Sterben für die Unsterblichkeit?

16.06.2019

MSN News , von Annika Hompf, 16. Juni 2019

Viele Menschen träumen davon ewig zu leben. Nie war dieses Ziel so greifbar wie heute. Die Forschung der Körperkonservierung läuft auf Hochtouren. Doch das Verfahren hat einen entscheidenden Haken. Schon die alten Ägypter konservierten die Leichen ihrer Toten. Heute bewahrt man einen toten Körper nicht mehr durch Einbalsamieren vor der Verwesung, man friert ihn ein. Vor allem in Amerika entscheiden sich dafür immer mehr Menschen. Billig ist dies nicht: 200.000 Dollar kostet das Einfrieren des ganzen Körpers und 80.000 Dollar zahlt man nur für das Gehirn.
Doch die Methoden der Körperkonservierung sind nicht nur ethnisch sehr umstritten, sondern besitzt auch einen Fehler. Was bringt es uns den Körper zu erhalten, wenn doch unser wahres "Ich", unsere Personalität und Denkweise verloren geht?

Sterben für das "Ich"

Dieses Problem möchte das Start-Up "Nectome" lösen. Die Gründer wollen den Verstand Verstorbener in der Zukunft digitalisieren. Ihre Methode beruht auf der Hypothese, dass sich unser "Ich" in sogenannten Konnektomen, dünnen Verbindungen zwischen den Nervenzellen, verbirgt. Doch auch ihre Methode hat einen großen Haken: Um diese empfindlichen Verbindungen zu erhalten, muss das lebendige Gehirn einer speziellen Behandlung unterzogen werden, bei der der Mensch stirbt.

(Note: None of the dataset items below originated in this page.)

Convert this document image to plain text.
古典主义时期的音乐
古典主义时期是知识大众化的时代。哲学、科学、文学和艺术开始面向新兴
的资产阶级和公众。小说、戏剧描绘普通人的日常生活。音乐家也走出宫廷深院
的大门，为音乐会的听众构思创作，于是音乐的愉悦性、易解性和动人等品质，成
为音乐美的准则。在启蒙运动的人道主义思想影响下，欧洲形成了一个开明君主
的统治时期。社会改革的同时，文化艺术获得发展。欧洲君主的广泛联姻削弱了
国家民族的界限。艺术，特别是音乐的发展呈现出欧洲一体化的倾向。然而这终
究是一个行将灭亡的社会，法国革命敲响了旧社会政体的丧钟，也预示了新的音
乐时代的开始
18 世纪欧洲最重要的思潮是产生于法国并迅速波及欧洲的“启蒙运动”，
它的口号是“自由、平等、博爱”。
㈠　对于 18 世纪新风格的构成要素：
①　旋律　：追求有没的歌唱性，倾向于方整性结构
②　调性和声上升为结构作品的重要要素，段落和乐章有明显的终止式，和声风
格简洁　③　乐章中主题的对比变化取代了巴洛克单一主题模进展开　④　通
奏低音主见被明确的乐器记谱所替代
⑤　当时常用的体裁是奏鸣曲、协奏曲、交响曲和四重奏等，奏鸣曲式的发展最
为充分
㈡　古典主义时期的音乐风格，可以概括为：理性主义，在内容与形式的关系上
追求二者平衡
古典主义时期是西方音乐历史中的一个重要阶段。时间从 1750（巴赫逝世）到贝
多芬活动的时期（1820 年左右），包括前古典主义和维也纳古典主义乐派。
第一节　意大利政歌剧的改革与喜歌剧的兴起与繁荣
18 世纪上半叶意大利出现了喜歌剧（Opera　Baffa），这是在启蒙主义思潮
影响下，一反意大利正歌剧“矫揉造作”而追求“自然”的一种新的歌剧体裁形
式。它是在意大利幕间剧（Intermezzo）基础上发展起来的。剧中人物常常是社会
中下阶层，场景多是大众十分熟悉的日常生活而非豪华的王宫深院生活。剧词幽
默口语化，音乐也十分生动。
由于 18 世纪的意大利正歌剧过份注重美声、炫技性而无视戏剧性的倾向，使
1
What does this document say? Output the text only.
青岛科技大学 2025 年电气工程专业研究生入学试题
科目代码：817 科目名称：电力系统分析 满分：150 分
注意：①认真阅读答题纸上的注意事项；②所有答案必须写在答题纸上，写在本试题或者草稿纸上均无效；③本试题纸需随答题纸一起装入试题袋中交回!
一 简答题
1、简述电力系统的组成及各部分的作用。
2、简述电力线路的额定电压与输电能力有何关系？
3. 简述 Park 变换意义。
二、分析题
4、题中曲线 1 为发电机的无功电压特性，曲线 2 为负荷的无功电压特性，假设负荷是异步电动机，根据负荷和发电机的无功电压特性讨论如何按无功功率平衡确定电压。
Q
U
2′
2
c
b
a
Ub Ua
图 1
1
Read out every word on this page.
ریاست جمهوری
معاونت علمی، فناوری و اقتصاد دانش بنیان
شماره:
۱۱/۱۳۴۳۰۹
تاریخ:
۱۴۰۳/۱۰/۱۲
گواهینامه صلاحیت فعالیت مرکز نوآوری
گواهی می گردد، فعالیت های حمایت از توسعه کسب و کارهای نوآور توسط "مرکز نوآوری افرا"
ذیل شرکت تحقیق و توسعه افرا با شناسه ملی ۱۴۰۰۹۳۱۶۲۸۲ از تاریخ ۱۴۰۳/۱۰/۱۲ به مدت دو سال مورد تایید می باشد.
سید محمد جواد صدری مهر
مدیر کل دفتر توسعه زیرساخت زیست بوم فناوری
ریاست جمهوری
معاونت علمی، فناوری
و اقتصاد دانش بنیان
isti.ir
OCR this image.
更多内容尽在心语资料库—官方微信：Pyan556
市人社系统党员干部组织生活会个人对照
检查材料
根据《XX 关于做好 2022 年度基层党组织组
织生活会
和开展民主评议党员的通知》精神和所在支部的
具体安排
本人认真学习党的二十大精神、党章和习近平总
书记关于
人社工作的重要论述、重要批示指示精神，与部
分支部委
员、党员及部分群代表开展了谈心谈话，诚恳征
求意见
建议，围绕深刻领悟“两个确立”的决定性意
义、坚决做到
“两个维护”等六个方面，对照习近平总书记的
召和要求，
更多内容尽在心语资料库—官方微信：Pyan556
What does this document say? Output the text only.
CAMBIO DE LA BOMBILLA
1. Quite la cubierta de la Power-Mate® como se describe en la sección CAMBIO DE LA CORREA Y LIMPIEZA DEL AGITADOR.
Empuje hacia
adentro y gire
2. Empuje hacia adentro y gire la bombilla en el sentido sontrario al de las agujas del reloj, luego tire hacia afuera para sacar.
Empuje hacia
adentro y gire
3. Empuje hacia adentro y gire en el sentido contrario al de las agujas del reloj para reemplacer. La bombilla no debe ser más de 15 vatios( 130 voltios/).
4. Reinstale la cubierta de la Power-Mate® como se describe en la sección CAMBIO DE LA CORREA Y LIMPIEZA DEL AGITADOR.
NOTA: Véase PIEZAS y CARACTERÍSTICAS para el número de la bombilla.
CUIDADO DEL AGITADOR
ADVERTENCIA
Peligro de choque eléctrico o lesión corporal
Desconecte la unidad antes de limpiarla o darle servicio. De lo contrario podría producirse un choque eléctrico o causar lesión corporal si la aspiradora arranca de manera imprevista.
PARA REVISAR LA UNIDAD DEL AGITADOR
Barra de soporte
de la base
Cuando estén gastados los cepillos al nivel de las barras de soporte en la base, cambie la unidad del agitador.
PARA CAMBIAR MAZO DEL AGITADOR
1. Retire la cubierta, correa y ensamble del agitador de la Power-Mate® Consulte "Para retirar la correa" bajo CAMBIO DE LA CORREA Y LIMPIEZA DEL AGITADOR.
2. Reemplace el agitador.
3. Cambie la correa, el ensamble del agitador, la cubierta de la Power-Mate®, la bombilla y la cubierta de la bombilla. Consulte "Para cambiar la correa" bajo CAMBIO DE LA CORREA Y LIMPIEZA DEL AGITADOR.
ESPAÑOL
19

Der narkotisierte Patient wird dabei an eine Herz-Lungen-Maschine angeschlossen und mit Chemikalien vollgepumpt, die das Gehirn in seinem aktuellen Zustand erhalten. Danach wird das Gehirn auf minus 122 Grad eingefroren.
So verbleibt es, bis die Menschen fortschrittlich genug sind, um den Charakter wieder zu erwecken - entweder in digitaler Form (hochgeladen in einen Computer) oder in den alten bzw. neuen Körper. Für 8.000 Euro kann man sich als potentieller Proband anmelden.
25 Menschen haben dies bereits getan.